Selon plusieurs sources gabonaises, les conclusions de M. Kouchner reprennent des revendications anciennes. « Nous n’avions pas besoin de donner des milliards de francs CFA à M. Kouchner pour savoir ce que tous les professionnels de santé crient depuis des années », dit le député Jean-Valentin Leyama. « Nous ne sommes pas confrontés à un problème de diagnostic mais de financement », estime un autre élu.

Avant M. Kouchner, le ministère gabonais de la santé avait mené une « réflexion » sur une future « couverture maladie obligatoire et universelle », en vain.

Les raisons qui ont conduit le président Bongo à faire appel à M. Kouchner pourraient tenir davantage à la nécessité où se trouvait en 2004 le Gabon, aux prises avec une énorme dette extérieure, d’obtenir des Etats-Unis qu’ils lèvent leur veto à l’attribution d’un crédit du Fonds monétaire international (FMI).
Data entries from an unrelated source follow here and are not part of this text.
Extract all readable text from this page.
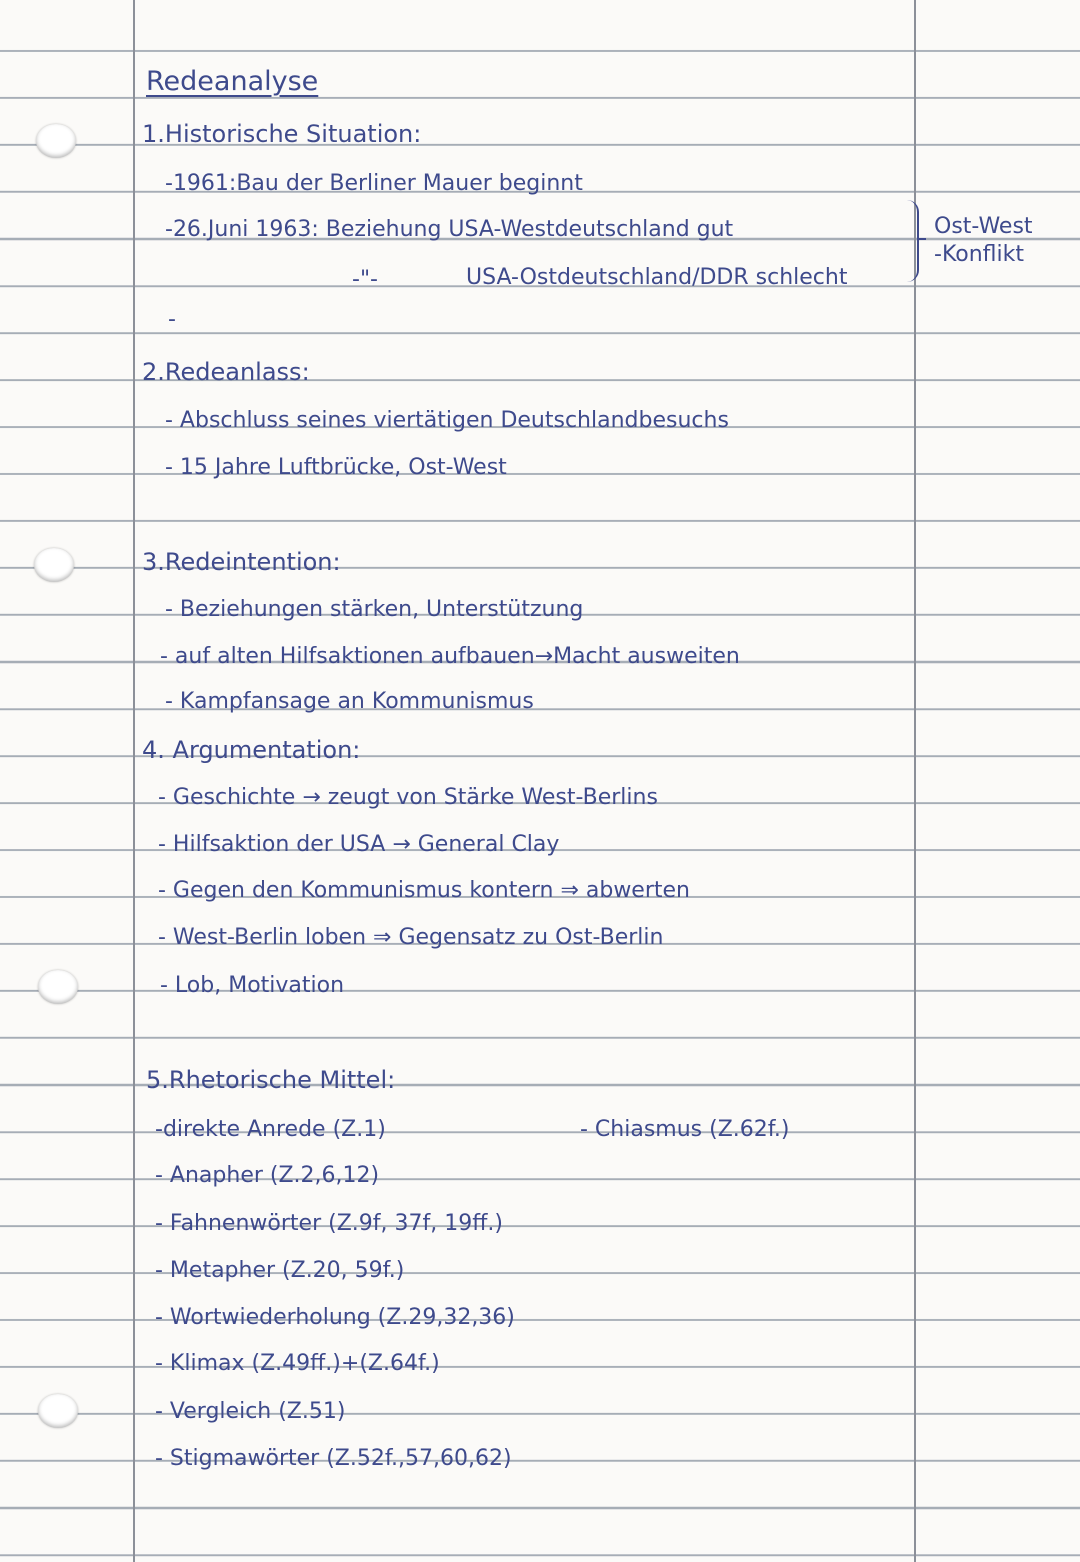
Redeanalyse

1.Historische Situation:

-1961:Bau der Berliner Mauer beginnt

-26.Juni 1963: Beziehung USA-Westdeutschland gut

-"-	USA-Ostdeutschland/DDR schlecht

-

Ost-West

-Konflikt

2.Redeanlass:

- Abschluss seines viertätigen Deutschlandbesuchs

- 15 Jahre Luftbrücke, Ost-West

3.Redeintention:

- Beziehungen stärken, Unterstützung

- auf alten Hilfsaktionen aufbauen→Macht ausweiten

- Kampfansage an Kommunismus

4. Argumentation:

- Geschichte → zeugt von Stärke West-Berlins

- Hilfsaktion der USA → General Clay

- Gegen den Kommunismus kontern ⇒ abwerten

- West-Berlin loben ⇒ Gegensatz zu Ost-Berlin

- Lob, Motivation

5.Rhetorische Mittel:

-direkte Anrede (Z.1)	- Chiasmus (Z.62f.)

- Anapher (Z.2,6,12)

- Fahnenwörter (Z.9f, 37f, 19ff.)

- Metapher (Z.20, 59f.)

- Wortwiederholung (Z.29,32,36)

- Klimax (Z.49ff.)+(Z.64f.)

- Vergleich (Z.51)

- Stigmawörter (Z.52f.,57,60,62)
M. Kouchner note dans son rapport qu’il a « rencontré à plusieurs reprises les spécialistes de la santé (…), de la Banque mondiale (…), et eu de nombreux contacts avec les techniciens du FMI ». Un système d’assurance-maladie « serait apprécié des autorités internationales (…) », insiste-t-il. D’autant que, conformément aux canons libéraux, il propose d' »en finir une fois pour toutes avec l’un des dogmes les plus difficiles à combattre, celui de la gratuité des soins ».

En mai 2004, peu après l’entrée en scène du « French Doctor » au Gabon et au lendemain d’une rencontre à Washington entre Omar Bongo et George Bush, Libreville recevra le chèque du FMI.